An 82-Year-Old Baby

"I need to go to my son and apologize for deserting my family" were the words of an 82-year-old man but a two-minute-old Christian two weeks ago, whom I will call Ernie.  He dried his eyes after praying to receive Christ and with an urgency of a man who had left his wallet on the sidewalk, he bolted from the room and asked me if I would go with him to find his son, giving moral support to his apology.

Ernie was a very lean, trim, fit 82-year-old that had a surprising steadiness of hand, vision and thought even after cratering two fortunes, living on the edge, paying for sex, sometimes two at a time as an 80-year-old delinquent, a phenomenon never experienced to the degree we see it today in our country.

We found his 50-year-old Christian son, Ben, who had forgiven his father, even rescued his father from the tenement and decadent life he was living with great generosity, but even to the casual observer had a belly full of pain from the rejection and emotional scars of living with the abandonment pain so many men and women struggle with today.  Ernie, grabbing Ben (who was about twice his size) by the shoulders, lifted him from the chair and said "Son, forgive me for abandoning you and the family when you were only twelve, and all my abusive behavior.  I’ve just accepted Jesus and I am truly sorry for what I’ve done." 

If it were not enough to rock my soul watching father and son reconcile now as brothers in the Lord, the man sitting next to Ben, his friend, George, who had grown up with him and whose father was a contemporary of Ernie and also 80 years of age, blurted out that his father had also rejected the family and even failed to show up at a family reunion, George’s most recent attempt to reconcile.  I asked Ernie why George’s father didn’t show up and Ernie said "Simple – guilt. The guilt kept him away."

George had a sudden look of understanding on his face, as if to say "We should have gone to him." George is a man who takes seriously the "go" in the Great Commission where the Lord said "Go therefore and make disciples."  Making disciples, reaching out to people is not a matter of staying or waiting or responding, it’s taking the initiative and going. 

So I asked Ernie how well he knew George’s father.  He said, "Well, we’re contemporaries.  We all grew up together here in the same town." That’s when I asked him the question that seemed to stun all of us – a question that was clearly from the Lord as only the Lord can ask us things beyond our capacity. "Ernie, could you go to George’s father, Fred, and tell him what happened to you today and see if he would be interested in knowing more about Jesus?" Ernie quickly responded, "Yes, I’ll go immediately!" What a shocking moment.  Ernie, after eight decades of sin, sitting there with the peace of Jesus on his face and a depth of peace that permeated every man in the room, and his son, Ben, sitting there with a look of joy. Yet I sensed a deep hesitancy in Ben’s heart to trust his father again – perhaps even a fear of leaving a spot to which he has been so accustomed for so many years.  Then there was George, with an enormous hope on his face, that his father for whom he had prayed for so many years could, perhaps, be reached now by a peer, an 82-year-old who had left death and joined life.

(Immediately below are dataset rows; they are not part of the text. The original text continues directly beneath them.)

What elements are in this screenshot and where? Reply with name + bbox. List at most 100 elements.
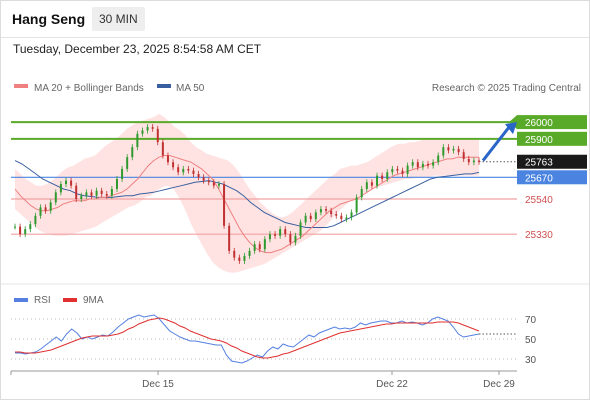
x-tick-label: Dec 22 (376, 379, 408, 390)
timeframe-button[interactable]: 30 MIN (92, 7, 145, 31)
level-tag-25763 (517, 154, 587, 169)
candle-body (238, 257, 241, 261)
ma50-legend-swatch (157, 84, 171, 88)
candle-body (335, 214, 338, 216)
candle-body (110, 189, 113, 196)
candle-body (478, 160, 480, 162)
candle-body (29, 224, 32, 230)
candle-body (386, 172, 389, 179)
candle-body (166, 155, 169, 163)
candle-body (161, 142, 164, 156)
rsi-legend-label: RSI (34, 295, 51, 306)
candle-body (151, 127, 154, 129)
candle-body (411, 162, 414, 166)
candle-body (370, 182, 373, 186)
candle-body (49, 202, 52, 211)
level-label-25540: 25540 (525, 195, 553, 206)
candle-body (325, 209, 328, 211)
level-label-25670: 25670 (525, 173, 553, 184)
ma20-legend-label: MA 20 + Bollinger Bands (34, 83, 144, 94)
candle-body (268, 234, 271, 240)
candle-body (263, 239, 266, 250)
candle-body (427, 163, 430, 166)
candle-body (406, 165, 409, 174)
candle-body (350, 212, 353, 218)
ma50-legend-label: MA 50 (176, 83, 205, 94)
rsi-tick-70: 70 (525, 315, 537, 326)
candle-body (304, 215, 307, 223)
ma20-legend-swatch (14, 84, 28, 88)
level-label-25330: 25330 (525, 230, 553, 241)
candle-body (365, 182, 368, 189)
candle-body (345, 217, 348, 220)
candle-body (243, 255, 246, 261)
candle-body (136, 133, 139, 148)
candle-body (253, 244, 256, 251)
rsi-ma-line (15, 317, 480, 359)
candle-body (376, 175, 379, 186)
level-tag-25670 (517, 170, 587, 185)
candle-body (100, 190, 103, 195)
candle-body (340, 215, 343, 220)
level-tag-26000 (517, 115, 587, 130)
candle-body (233, 250, 236, 258)
candle-body (396, 168, 399, 171)
candle-body (182, 168, 185, 173)
candle-body (177, 167, 180, 173)
price-plot: 26000 25900 25763 25670 25540 25330 (11, 113, 587, 273)
candle-body (274, 234, 277, 236)
candle-body (228, 225, 231, 251)
candle-body (472, 160, 475, 163)
candle-body (19, 226, 22, 235)
rsi-plot: 70 50 30 (11, 314, 537, 366)
candle-body (141, 130, 144, 134)
ma50-line (14, 160, 480, 228)
candle-body (294, 235, 297, 243)
level-label-25763: 25763 (525, 158, 553, 169)
candle-body (212, 182, 215, 186)
candle-body (437, 155, 440, 163)
candle-body (24, 229, 27, 235)
candle-body (432, 162, 435, 166)
rsi-tick-30: 30 (525, 355, 537, 366)
candle-body (289, 234, 292, 243)
candle-body (64, 180, 67, 184)
candle-body (330, 210, 333, 215)
forecast-arrow-shaft (481, 123, 513, 162)
level-label-26000: 26000 (525, 118, 553, 129)
candle-body (44, 207, 47, 211)
candle-body (105, 194, 108, 196)
candle-body (314, 212, 317, 220)
candle-body (54, 192, 57, 203)
candle-body (197, 173, 200, 178)
candle-body (34, 215, 37, 225)
candle-body (421, 163, 424, 168)
candle-body (360, 189, 363, 198)
candle-body (457, 148, 460, 153)
candle-body (248, 250, 251, 256)
candle-body (70, 180, 73, 186)
credit-text: Research © 2025 Trading Central (432, 83, 581, 94)
level-label-25900: 25900 (525, 135, 553, 146)
x-tick-label: Dec 15 (142, 379, 174, 390)
candle-body (217, 183, 220, 186)
candle-body (156, 128, 159, 143)
candle-body (187, 168, 190, 171)
candle-body (95, 190, 98, 196)
header-bar: Hang Seng 30 MIN (1, 1, 589, 38)
candle-body (462, 152, 465, 159)
candle-body (223, 183, 226, 226)
candle-body (319, 209, 322, 213)
candle-body (401, 170, 404, 174)
candle-body (284, 229, 287, 235)
candle-body (146, 127, 149, 131)
candle-body (381, 175, 384, 179)
candle-body (14, 226, 16, 228)
candle-body (202, 177, 205, 181)
ma9-legend-label: 9MA (83, 295, 104, 306)
candle-body (59, 183, 62, 193)
candle-body (131, 147, 134, 158)
candle-body (39, 207, 42, 216)
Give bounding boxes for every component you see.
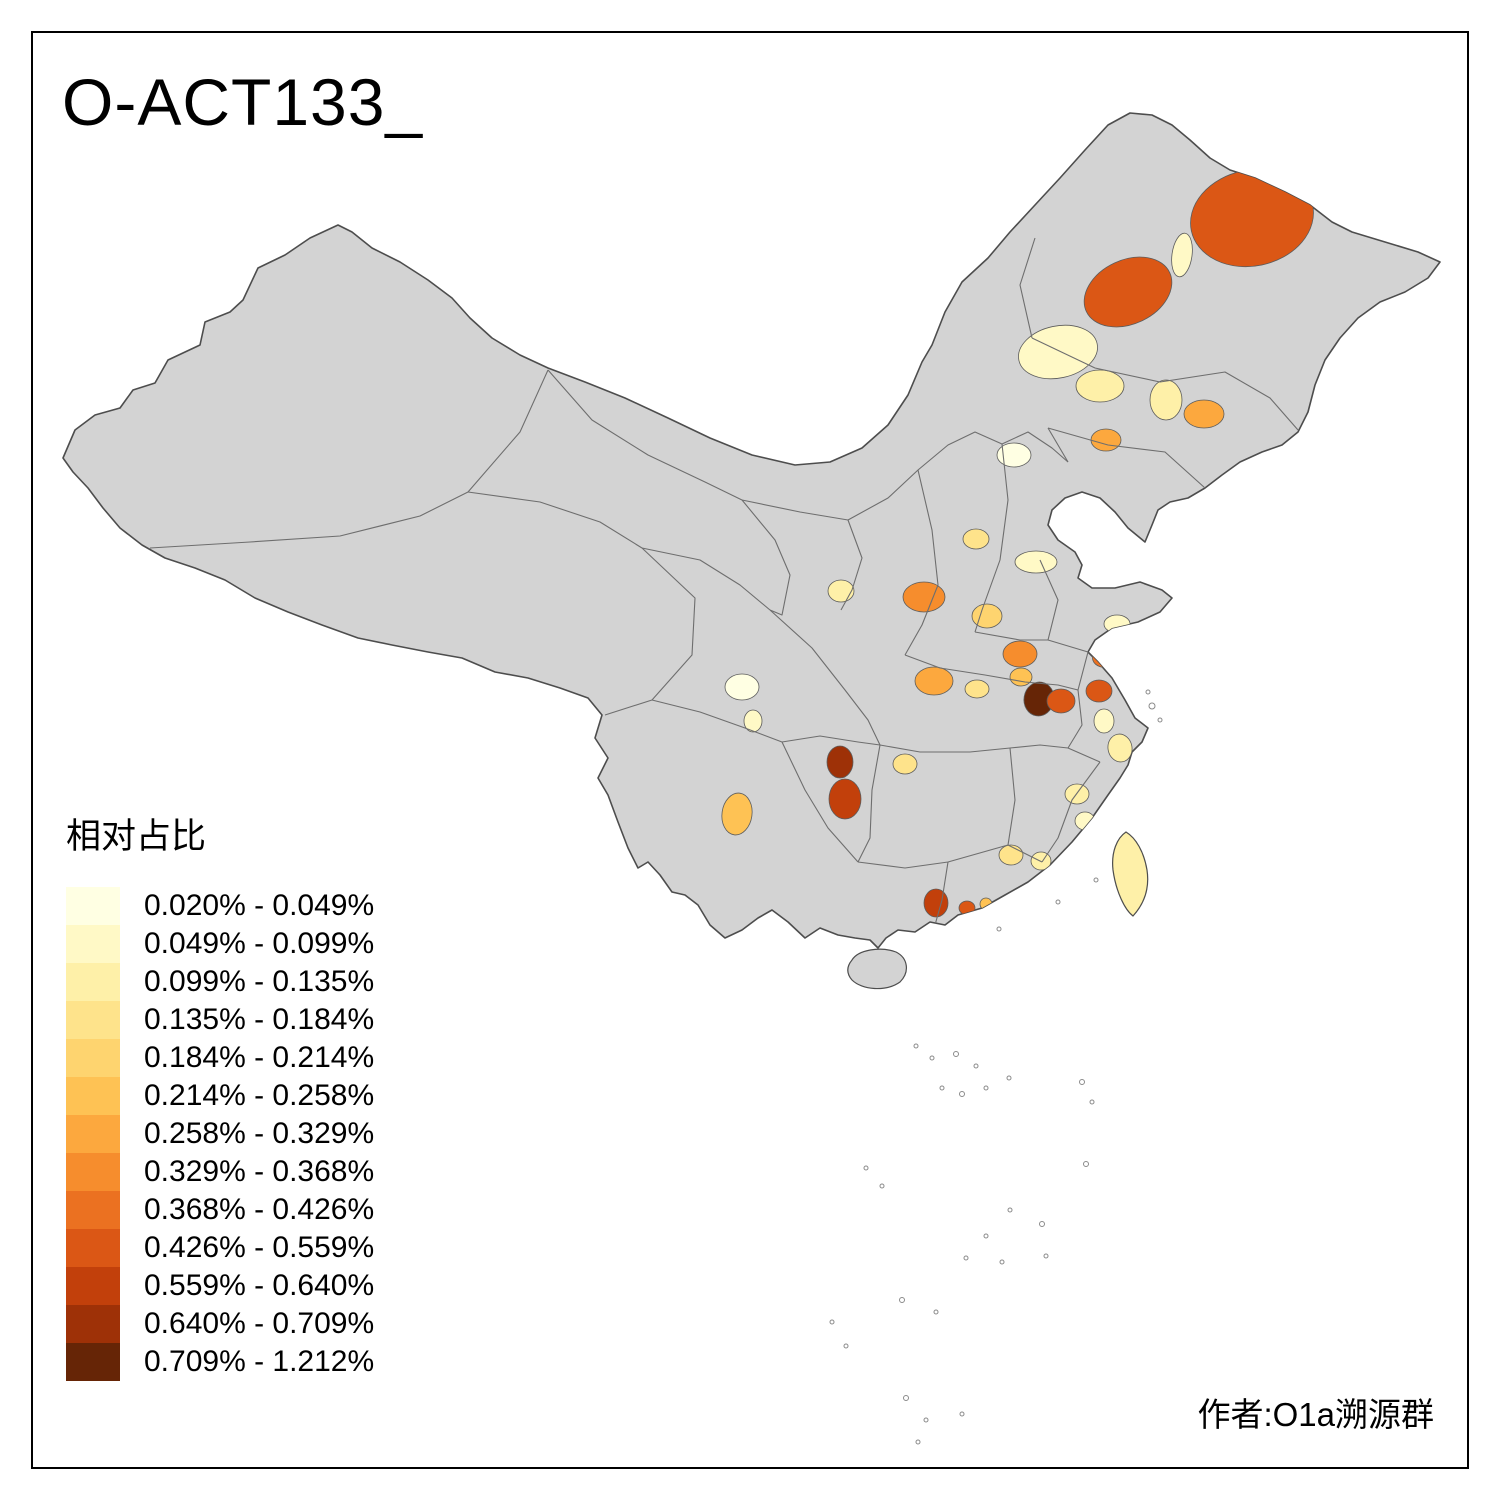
map-region [1075, 369, 1125, 403]
map-region [743, 709, 763, 733]
legend-label: 0.135% - 0.184% [144, 1003, 375, 1036]
legend-row: 0.099% - 0.135% [66, 963, 374, 1001]
map-region [828, 778, 862, 820]
legend-swatch [66, 1267, 120, 1305]
map-region [996, 442, 1032, 468]
legend-title: 相对占比 [66, 817, 207, 856]
legend-swatch [66, 925, 120, 963]
legend-label: 0.049% - 0.099% [144, 927, 375, 960]
legend-row: 0.049% - 0.099% [66, 925, 374, 963]
map-region [962, 528, 990, 550]
legend-swatch [66, 887, 120, 925]
legend-row: 0.020% - 0.049% [66, 887, 374, 925]
map-region [1014, 550, 1058, 574]
map-region [1057, 518, 1087, 542]
map-region [902, 581, 946, 613]
map-region [892, 753, 918, 775]
legend-row: 0.640% - 0.709% [66, 1305, 374, 1343]
legend-row: 0.559% - 0.640% [66, 1267, 374, 1305]
map-region [914, 666, 954, 696]
legend-row: 0.258% - 0.329% [66, 1115, 374, 1153]
map-region [923, 888, 949, 918]
map-region [1075, 536, 1109, 562]
legend-label: 0.368% - 0.426% [144, 1193, 375, 1226]
province-borders [149, 237, 1299, 926]
map-region [1090, 428, 1122, 452]
map-region [971, 603, 1003, 629]
taiwan-island [1112, 831, 1149, 917]
legend-label: 0.258% - 0.329% [144, 1117, 375, 1150]
map-region [724, 673, 760, 701]
legend-label: 0.020% - 0.049% [144, 889, 375, 922]
map-region [1018, 324, 1098, 380]
legend-swatch [66, 1039, 120, 1077]
legend-row: 0.709% - 1.212% [66, 1343, 374, 1381]
map-region [1107, 733, 1133, 763]
legend-label: 0.099% - 0.135% [144, 965, 375, 998]
legend: 相对占比 0.020% - 0.049% 0.049% - 0.099% 0.099… [66, 808, 374, 1381]
map-region [1009, 667, 1033, 687]
legend-swatch [66, 1191, 120, 1229]
map-region [827, 579, 855, 603]
legend-swatch [66, 1077, 120, 1115]
legend-label: 0.559% - 0.640% [144, 1269, 375, 1302]
legend-row: 0.135% - 0.184% [66, 1001, 374, 1039]
map-region [1093, 708, 1115, 734]
map-region [1149, 379, 1183, 421]
coastal-islands [996, 689, 1163, 932]
legend-swatch [66, 1001, 120, 1039]
legend-swatch [66, 963, 120, 1001]
legend-row: 0.426% - 0.559% [66, 1229, 374, 1267]
map-region [721, 792, 753, 836]
legend-row: 0.184% - 0.214% [66, 1039, 374, 1077]
legend-row: 0.368% - 0.426% [66, 1191, 374, 1229]
hainan-island [847, 948, 907, 990]
map-region [1103, 614, 1131, 634]
legend-label: 0.426% - 0.559% [144, 1231, 375, 1264]
legend-row: 0.329% - 0.368% [66, 1153, 374, 1191]
map-region [964, 679, 990, 699]
map-region [1002, 640, 1038, 668]
map-region [998, 844, 1024, 866]
map-region [1046, 688, 1076, 714]
legend-swatch [66, 1305, 120, 1343]
legend-swatch [66, 1153, 120, 1191]
map-region [1183, 399, 1225, 429]
map-region [1171, 232, 1193, 278]
legend-classes: 0.020% - 0.049% 0.049% - 0.099% 0.099% - 0… [66, 887, 374, 1381]
legend-row: 0.214% - 0.258% [66, 1077, 374, 1115]
legend-label: 0.709% - 1.212% [144, 1345, 375, 1378]
legend-swatch [66, 1229, 120, 1267]
legend-label: 0.184% - 0.214% [144, 1041, 375, 1074]
map-region [1085, 679, 1113, 703]
legend-label: 0.329% - 0.368% [144, 1155, 375, 1188]
attribution: 作者:O1a溯源群 [1197, 1396, 1434, 1433]
map-region [826, 745, 854, 779]
legend-label: 0.214% - 0.258% [144, 1079, 375, 1112]
map-region [1083, 256, 1173, 328]
figure-title: O-ACT133_ [62, 65, 424, 139]
legend-label: 0.640% - 0.709% [144, 1307, 375, 1340]
south-china-sea-islands [829, 1043, 1095, 1445]
legend-swatch [66, 1115, 120, 1153]
legend-swatch [66, 1343, 120, 1381]
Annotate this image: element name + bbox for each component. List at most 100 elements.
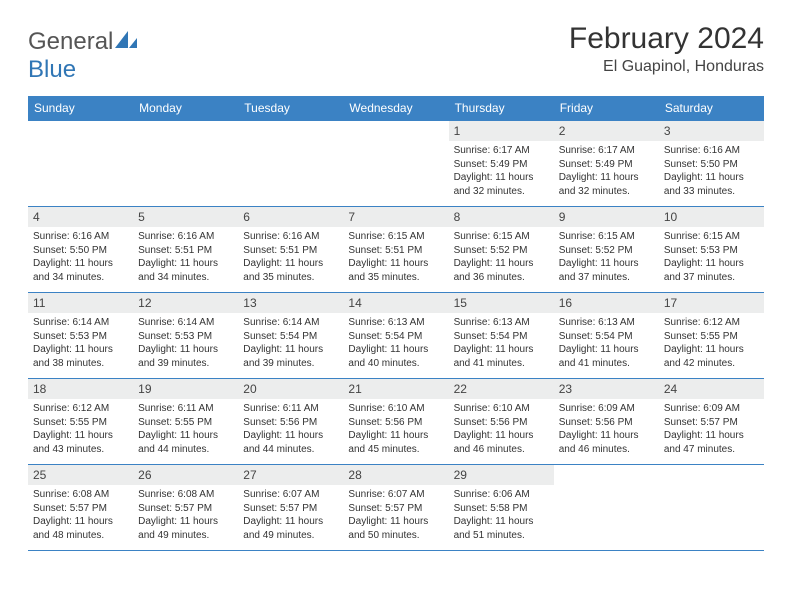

Do you have abandonment pain?  Many of us do.  If two or three of us could gather together and pray for each other and those left on earth who have perpetrated this pain upon our hearts, maybe God would, as He has done with the men described above, build a team, a ministry team, encouraging and praying for one another and reaching those without Christ before they have to give an account of their lives.  Truly it is the Lord’s desire that none be lost. (II Peter 3:9) But also, Jesus, the One whom Isaiah said would come, died not just for our iniquities but He died and suffered for our sorrows. (Isaiah 53: 4)

Would you consider the following in your life today?

  1. Forgiving those who have abandoned you.
  2. Encouraging one another to share and to minister to one another’s sorrows caused by abandonment pain.
  3. Go to those as a team who have left their responsibilities as father, mother, husband, wife, sister, brother, son, daughter or friend, with the peace and forgiveness of the Savior Jesus that they could see that "He" is the One they are looking for.

Because He lives,

 

Phil

Note from Susy: Thank you so much for your prayers for DNA and especially for Phil with his travel this month and for my effort to support him from the office along with Tonya and Anna. So far in October Phil has spoken 34 times at outreach meetings, retreats and conferences, and churches in 14 cities in 11 states. During that time 2137 people heard the Gospel with 597 praying to receive Christ at the outreach meetings, and 1319 have committed to disciple one person this next year. 

Please be in prayer for two outreach meetings this week.  Tomorrow is the first Maplewood Mayor’s Prayer Breakfast, near St. Paul, Minnesota.  It is being spearheaded by a faithful CBMCer, Russ Barrett.  Then Friday is the New Hope Leadership Prayer Breakfast, near Minneapolis. Please ask the Lord that not one man or woman would leave these meetings without surrendering to the Lord.

We praise God for what He is doing.  We are powerless without your prayers, His guidance, His intervention and His Spirit doing the work through us.  We will be forever thankful for your love, support and prayers. I’m sure, if he could, the 82-year-old man mentioned above would like to thank each of you for your prayers also.